The past helps predict the future of NASA’s 2017 budget request

Investors are familiar with the disclaimer “Past performance does not necessarily predict future results.” In the case of NASA’s budget, though, past performance is a good predictor of what might happen with the agency’s 2017 proposal.

Nor surprisingly, the 2017 request, the last offered by the Obama administration, contains few major new programs or other major changes. The biggest initiative in the $19 billion budget is in aeronautics, where NASA asks for an increase of nearly 25 percent to start a 10-year effort to develop experimental aircraft to flight-test new aviation technologies.

However, for some of NASA’s biggest and most controversial programs, the 2017 proposal continues trends from past years’ proposals. Thus, how Congress responds will likely also follow those same trends.

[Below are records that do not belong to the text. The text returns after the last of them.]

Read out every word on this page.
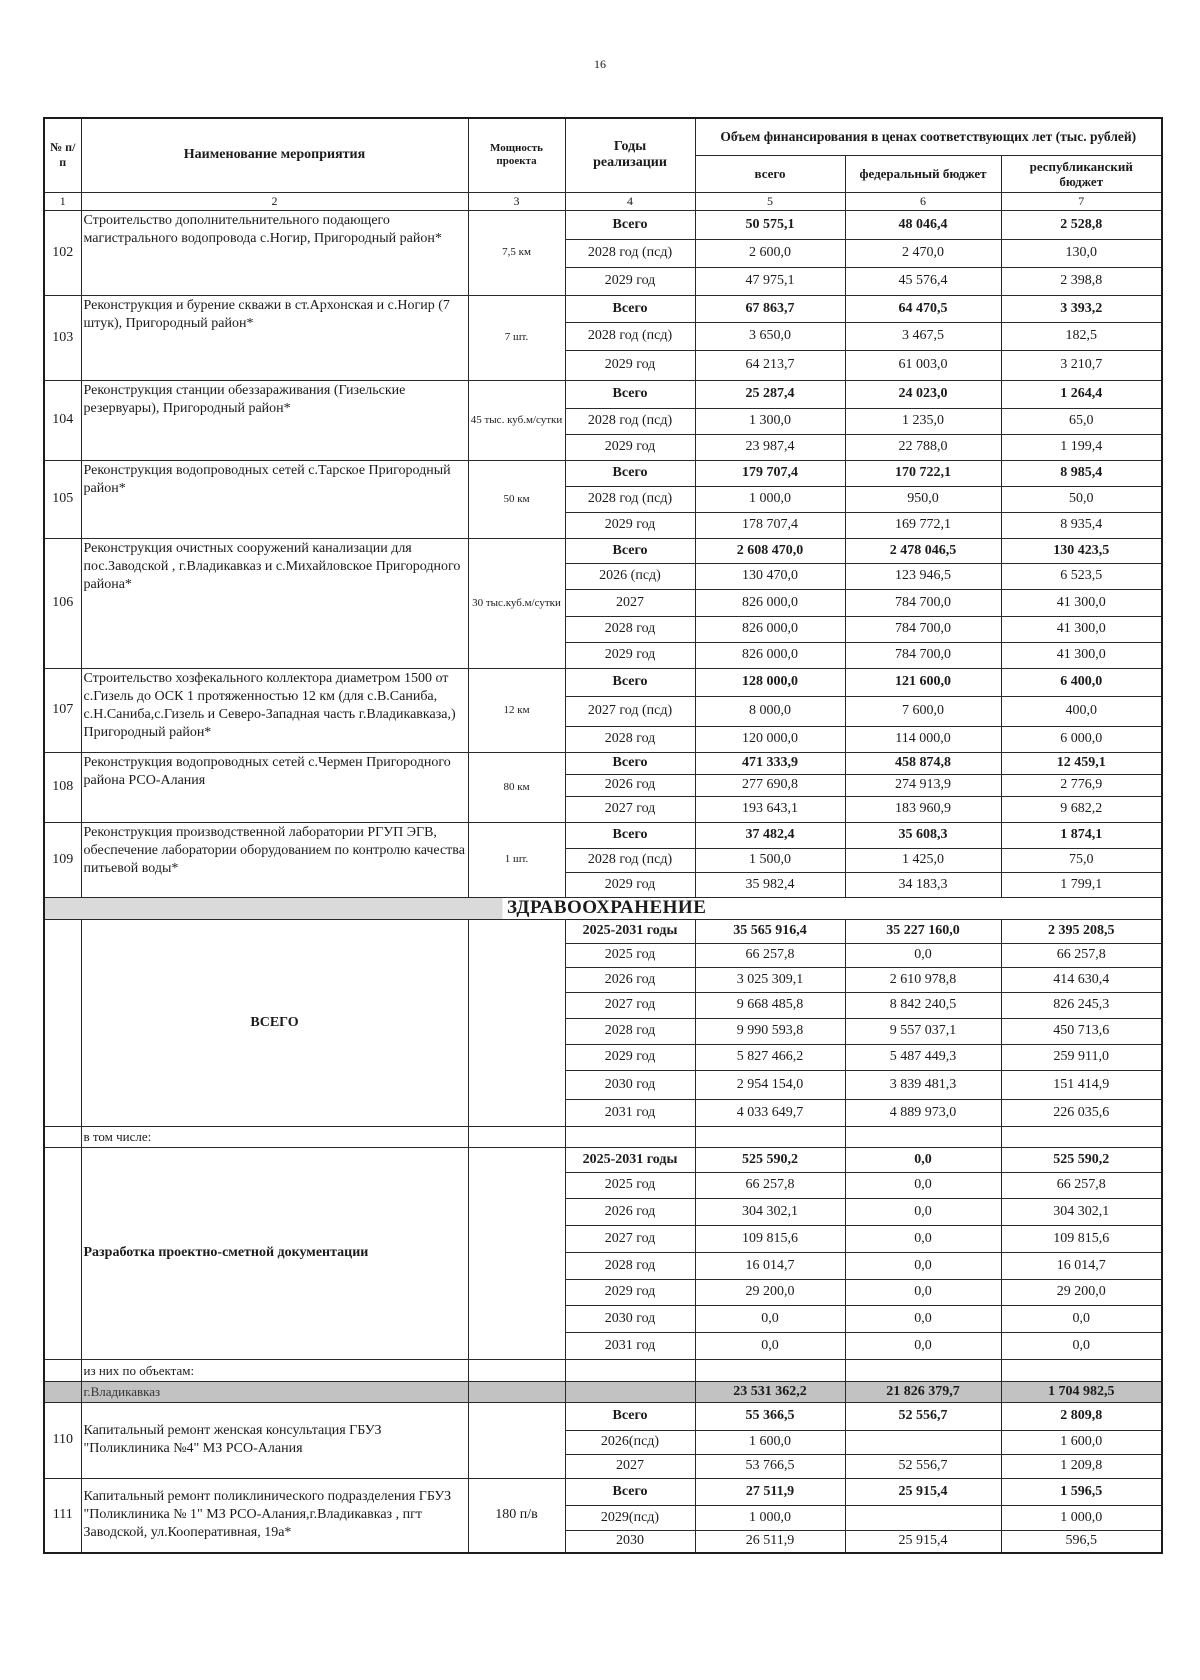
16
№ п/п	Наименование мероприятия	Мощность проекта	Годы реализации	Объем финансирования в ценах соответствующих лет (тыс. рублей)		
				всего	федеральный бюджет	республиканский бюджет
1	2	3	4	5	6	7
102	Строительство дополнительнительного подающего магистрального водопровода с.Ногир, Пригородный район*	7,5 км	Всего	50 575,1	48 046,4	2 528,8
			2028 год (псд)	2 600,0	2 470,0	130,0
			2029 год	47 975,1	45 576,4	2 398,8
103	Реконструкция и бурение скважи в ст.Архонская и с.Ногир (7 штук), Пригородный район*	7 шт.	Всего	67 863,7	64 470,5	3 393,2
			2028 год (псд)	3 650,0	3 467,5	182,5
			2029 год	64 213,7	61 003,0	3 210,7
104	Реконструкция станции обеззараживания (Гизельские резервуары), Пригородный район*	45 тыс. куб.м/сутки	Всего	25 287,4	24 023,0	1 264,4
			2028 год (псд)	1 300,0	1 235,0	65,0
			2029 год	23 987,4	22 788,0	1 199,4
105	Реконструкция водопроводных сетей с.Тарское Пригородный район*	50 км	Всего	179 707,4	170 722,1	8 985,4
			2028 год (псд)	1 000,0	950,0	50,0
			2029 год	178 707,4	169 772,1	8 935,4
106	Реконструкция очистных сооружений канализации для пос.Заводской , г.Владикавказ и с.Михайловское Пригородного района*	30 тыс.куб.м/сутки	Всего	2 608 470,0	2 478 046,5	130 423,5
			2026 (псд)	130 470,0	123 946,5	6 523,5
			2027	826 000,0	784 700,0	41 300,0
			2028 год	826 000,0	784 700,0	41 300,0
			2029 год	826 000,0	784 700,0	41 300,0
107	Строительство хозфекального коллектора диаметром 1500 от с.Гизель до ОСК 1 протяженностью 12 км (для с.В.Саниба, с.Н.Саниба,с.Гизель и Северо-Западная часть г.Владикавказа,) Пригородный район*	12 км	Всего	128 000,0	121 600,0	6 400,0
			2027 год (псд)	8 000,0	7 600,0	400,0
			2028 год	120 000,0	114 000,0	6 000,0
108	Реконструкция водопроводных сетей с.Чермен Пригородного района РСО-Алания	80 км	Всего	471 333,9	458 874,8	12 459,1
			2026 год	277 690,8	274 913,9	2 776,9
			2027 год	193 643,1	183 960,9	9 682,2
109	Реконструкция производственной лаборатории РГУП ЭГВ, обеспечение лаборатории оборудованием по контролю качества питьевой воды*	1 шт.	Всего	37 482,4	35 608,3	1 874,1
			2028 год (псд)	1 500,0	1 425,0	75,0
			2029 год	35 982,4	34 183,3	1 799,1
ЗДРАВООХРАНЕНИЕ						
	ВСЕГО		2025-2031 годы	35 565 916,4	35 227 160,0	2 395 208,5
			2025 год	66 257,8	0,0	66 257,8
			2026 год	3 025 309,1	2 610 978,8	414 630,4
			2027 год	9 668 485,8	8 842 240,5	826 245,3
			2028 год	9 990 593,8	9 557 037,1	450 713,6
			2029 год	5 827 466,2	5 487 449,3	259 911,0
			2030 год	2 954 154,0	3 839 481,3	151 414,9
			2031 год	4 033 649,7	4 889 973,0	226 035,6
	в том числе:					
	Разработка проектно-сметной документации		2025-2031 годы	525 590,2	0,0	525 590,2
			2025 год	66 257,8	0,0	66 257,8
			2026 год	304 302,1	0,0	304 302,1
			2027 год	109 815,6	0,0	109 815,6
			2028 год	16 014,7	0,0	16 014,7
			2029 год	29 200,0	0,0	29 200,0
			2030 год	0,0	0,0	0,0
			2031 год	0,0	0,0	0,0
	из них по объектам:					
	г.Владикавказ			23 531 362,2	21 826 379,7	1 704 982,5
110	Капитальный ремонт женская консультация ГБУЗ "Поликлиника №4" МЗ РСО-Алания		Всего	55 366,5	52 556,7	2 809,8
			2026(псд)	1 600,0		1 600,0
			2027	53 766,5	52 556,7	1 209,8
111	Капитальный ремонт поликлинического подразделения ГБУЗ "Поликлиника № 1" МЗ РСО-Алания,г.Владикавказ , пгт Заводской, ул.Кооперативная, 19а*	180 п/в	Всего	27 511,9	25 915,4	1 596,5
			2029(псд)	1 000,0		1 000,0
			2030	26 511,9	25 915,4	596,5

What’s attracting the most attention in the budget is NASA’s proposal to cut Space Launch System funding back to $1.3 billion — which is a third less than the heavy-lift rocket got for 2016. That triggered criticism from industry organizations and some members of Congress, who argued that the administration isn’t serious about sending humans to Mars.

That SLS request, though, is in line with previous ones: over the previous four years, NASA requested between $1.3 and $1.4 billion for SLS. Each time, Congress appropriated ever-larger amounts, from $1.4 billion in 2013 to $2 billion in 2016. It’s safe to expect Congress to add to this SLS request as well.

The same is true for the Orion crew vehicle. NASA requested a little over $1.1 billion for the vehicle, less than the $1.27 billion appropriated in 2016. But again, NASA has in past years proposed similar amounts to the 2017 request, and Congress provided more money.

Planetary science is another area where there’s been a mismatch between NASA’s requests and congressional appropriations. After proposing a 20 percent cut in the planetary program in 2013, NASA had gradually restored funding, bringing it back to $1.5 billion in 2017. Congress, though, has been increasing it at a faster clip, and may well continue.

A microcosm of the planetary funding debate has been a proposal for a mission to Jupiter’s moon Europa. NASA formally requested money for it only in 2015, but Congress had started earmarking funding for it two years earlier, and at far higher levels. That suggests the $50 million NASA is asking for in 2017 will be eclipsed by a far bigger appropriation.

The administration and Congress, though, can see eye-to-eye on some issues. Funding for Earth science has generated controversy in Congress, where some members have criticized the growth in spending. Yet, appropriations in recent years have closely tracked those requested increases, a positive indicator for the $110 million boost NASA is seeking this year.

The commercial crew program was, a few years ago, perhaps the agency’s most hotly debated one, with sharp divisions between NASA’s requests and congressional appropriations. Over the years, though, those differences have diminished, and in 2016 Congress fully funded the program for the first time. With the first crewed flights expected in 2017, prospects for similar concurrence in this request are good.

While the administration and Congress might have reconciled their differences on commercial crew, reaching agreement on funding for programs like SLS and Orion will likely have to wait until after the next administration takes office. When that happens, like the investment disclaimer warns, past performance may not guarantee future results.